= Ed Greevy =

American photographer

Edward W. Greevy III is an American photographer. He is best known for his coverage of protests movements in Hawaiʻi.

== Biography ==
Greevy was born in 1939 in Los Angeles. He first visited Hawaii in 1960, while attending Long Beach State University. He moved to Hawaiʻi in 1962, but soon moved back to the mainland where he worked in insurance in New York City. He had aspirations of being a surf photographer, so in 1966 he founded a magazine called Competition Surf with his brother in law. The magazine folded in 1967.

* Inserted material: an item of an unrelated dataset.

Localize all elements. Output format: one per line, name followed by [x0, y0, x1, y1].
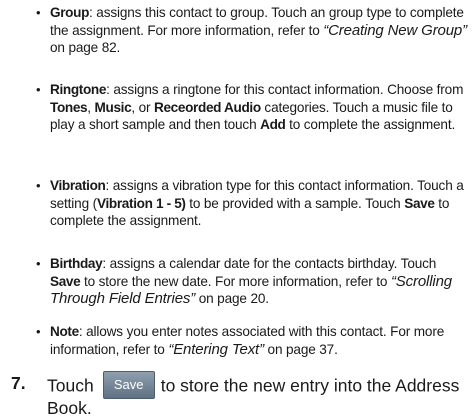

After returning to Hawaii in 1967, Greevy began working in commercial photography before moving to documenting protests and land struggles he is now known for. Greevy started with Save Our Surf, when he documented the Kalama Valley protests, the Waiāhole-Waikāne struggle, and the Kahoʻolawe protests. Greevy and Save Our Surf founder, John Kelly, met on March 31, 1971, where Greevy photographed a demonstration at the Hawaiʻi State Capitol by Save Our Surf and Kōkua Hawaiʻi, who were there to raise concerns over the widening of Kūhiō Beach and the Kalama Valley evictions. He credits Kelly with bringing him to many later protests and demonstrations.

== Style ==
Greevy's photographs were known for depicting the struggles of those who were defending their homes and land while maintaining their dignity in the face of these situations. Activist Trisha Kehaulani Watson said that Greevy's work changed the perception of Native Hawaiians. Throughout his career he has taken an estimated 60,000 photographs.